Drew Elliot, a spokesman for the state regulatory agency, said he couldn’t comment about Duke’s action.
“We’re back to a period of very actively litigation on the matter, and we will have to stick with what we said in our lawsuits,” he said.
But Frank Holleman, a senior attorney with the Southern Environmental Law Center, said Duke’s motion runs counter to what the company has been saying since a Feb. 2 massive coal ash spill at Duke’s plant in Eden, which coated 70 miles of the Dan River in toxic sludge.
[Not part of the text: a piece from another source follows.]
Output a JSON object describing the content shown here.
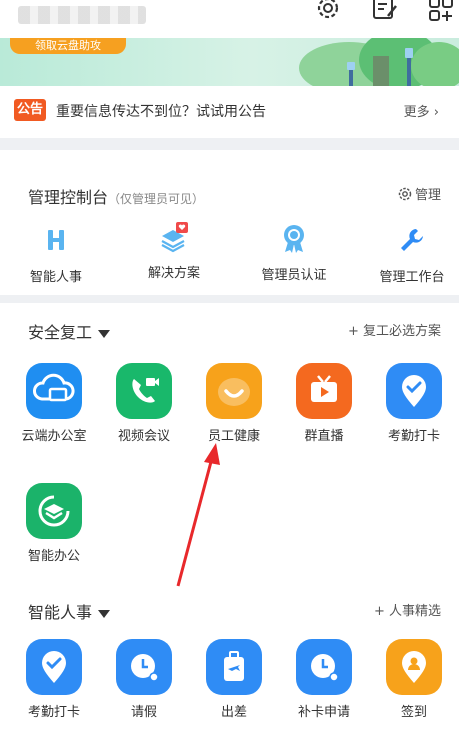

“What Duke’s CEO has been saying publicly is they accept responsibility. Duke officials have said they are better than this, that they want to do the right thing for the state and they want to take action to protect our water resources. But instead of cleaning up, what they’ve done is lawyer up. They have filed a legal document in court denying any legal liability whatsoever,” he said.
Holleman said Duke is taking the position that community groups should not play any role in the case.
“This is contrary to the spirit of what Duke is saying ... that it wants to work with local communities to clean up the site and clean up our natural resources,” he said.
This is the company’s latest filing. Duke recently asked a judge to shield its records from North Carolina regulators and environmental groups while a federal criminal probe is ongoing.
Federal prosecutors have issued at least 23 subpoenas as part of a widening criminal probe triggered by the Duke has received two of the subpoenas, which order the company to provide reams of documents to a grand jury that has convened in Raleigh.
Federal investigators are looking at whether the company received preferential treatment from the state environmental agency. Duke has nearly three dozen other ash pits spread out at 14 coal-fired power plants across the state.
The state enforcement case began last year when the environmental law group, working on behalf of a coalition of citizens groups, tried to use the U.S. Clean Water Act to sue Duke in federal court over groundwater pollution leeching from its coal ash dumps.
The state environmental agency instead used its authority to issue violations and take the case to state court, quickly negotiating a settlement involving two plants that would have fined Duke $99,111 with no requirement that the $50 billion company clean up its pollution. The citizens groups protested, calling it a “sweetheart deal” intended to protect Duke from possibly harsher federal penalties.
The agency asked a judge to dismiss that agreement two weeks ago, saying it now intends to move forward in court. The citizens groups have intervened in the case, meaning they will have access to documents Duke would provide.